With the mistral-7b model with mixed precision. We see an error
/tmp/comgr-295d4c/input/main.cpp:9:60: error: unused parameter 'x0' [-Werror,-Wunused-parameter]
9 | __device__ __attribute__((const)) auto inner_pointwise(Tx0 x0,Tx1 x1) {
| ^
1 error generated when compiling for gfx942.
terminate called after throwing an instance of 'migraphx::version_2_13_0::exception'
what(): /longer_pathname_so_that_rpms_can_support_packaging_the_debug_info_for_all_os_profiles/src/AMDMIGraphX/src/targets/gpu/compile_ops.cpp:198: benchmark: No valid tuned compilation for pointwise with <no problem key>
Small Reproducer to understand the bug
p = migraphx.program()
m = p.get_main_module()
x_0 = m.add_parameter("m0", migraphx.shape(type="half_type", lens=[1, 256, 4096]))
x_1 = m.add_parameter("m1", migraphx.shape(type="half_type", lens=[1, 256, 4096]))
x_2 = m.add_literal(migraphx.fill_argument(migraphx.shape(type="half_type", lens=[1]), 0.1))
x_3 = m.add_instruction(migraphx.op("multibroadcast", out_lens=[1, 256, 4096]), [x_2])
x_4 = m.add_instruction(migraphx.op("dequantizelinear"), [x_0, x_3])
x_5 = m.add_instruction(migraphx.op("add"), [x_1, x_4])
m.add_return([x_5])
With scale = 0:
1. rewrite_quantization transforms dequantizelinear(x0, 0) into convert(x0) → mul(@3, 0) → add(x1, @4)
2. The simplify_algebra pass detects mul(@3, 0) and optimizes it to just 0
3. Then add(x1, 0) gets optimized to just x1 by the find_unit_ops pattern
4. This eliminates the entire x0 computation chain, leaving only @return(x1)
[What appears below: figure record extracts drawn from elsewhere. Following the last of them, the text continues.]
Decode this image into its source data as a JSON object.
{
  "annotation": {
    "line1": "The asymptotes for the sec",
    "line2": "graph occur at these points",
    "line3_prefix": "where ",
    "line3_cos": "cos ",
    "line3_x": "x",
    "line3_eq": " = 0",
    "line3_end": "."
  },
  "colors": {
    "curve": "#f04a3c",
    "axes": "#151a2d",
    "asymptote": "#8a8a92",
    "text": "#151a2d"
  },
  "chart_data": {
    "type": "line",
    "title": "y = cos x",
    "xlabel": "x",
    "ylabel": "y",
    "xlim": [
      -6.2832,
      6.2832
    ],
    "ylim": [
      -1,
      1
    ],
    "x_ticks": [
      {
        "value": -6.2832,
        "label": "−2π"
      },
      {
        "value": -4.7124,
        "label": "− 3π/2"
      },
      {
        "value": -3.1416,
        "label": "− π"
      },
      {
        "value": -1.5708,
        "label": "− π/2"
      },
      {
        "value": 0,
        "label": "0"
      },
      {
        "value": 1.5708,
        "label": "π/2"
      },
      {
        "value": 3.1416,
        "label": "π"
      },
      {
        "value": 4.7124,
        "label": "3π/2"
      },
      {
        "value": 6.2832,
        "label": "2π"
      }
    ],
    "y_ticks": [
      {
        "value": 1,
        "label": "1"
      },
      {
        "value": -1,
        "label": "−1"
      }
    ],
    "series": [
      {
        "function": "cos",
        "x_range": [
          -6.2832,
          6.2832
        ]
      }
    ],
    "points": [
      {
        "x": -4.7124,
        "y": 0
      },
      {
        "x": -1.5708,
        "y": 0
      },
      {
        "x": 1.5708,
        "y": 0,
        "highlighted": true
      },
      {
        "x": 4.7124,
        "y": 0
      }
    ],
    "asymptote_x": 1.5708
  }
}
5. The C++ generator still expects both parameters but only uses x1, causing the unused parameter error
Expected behavior:
With scale = 0.1 or any small epsilon value:
1. rewrite_quantization transforms dequantizelinear(x0, 0.1) into convert(x0) → mul(@3, 0.1) → add(x1, @4)
2. Since 0.1 is not zero, the find_zero_ops optimization doesn't apply
3. The multiplication and addition operations remain in the graph
4. Both x0 and x1 are used in the final computation, so no unused parameter error occurs
Solution:
- Update the quantizer: Implement a preprocessing pass that replaces zero scales with small epsilon value.
- simplify_algebra fix: Find dequantizelinear and quantizliear that have 0 scale and replace it.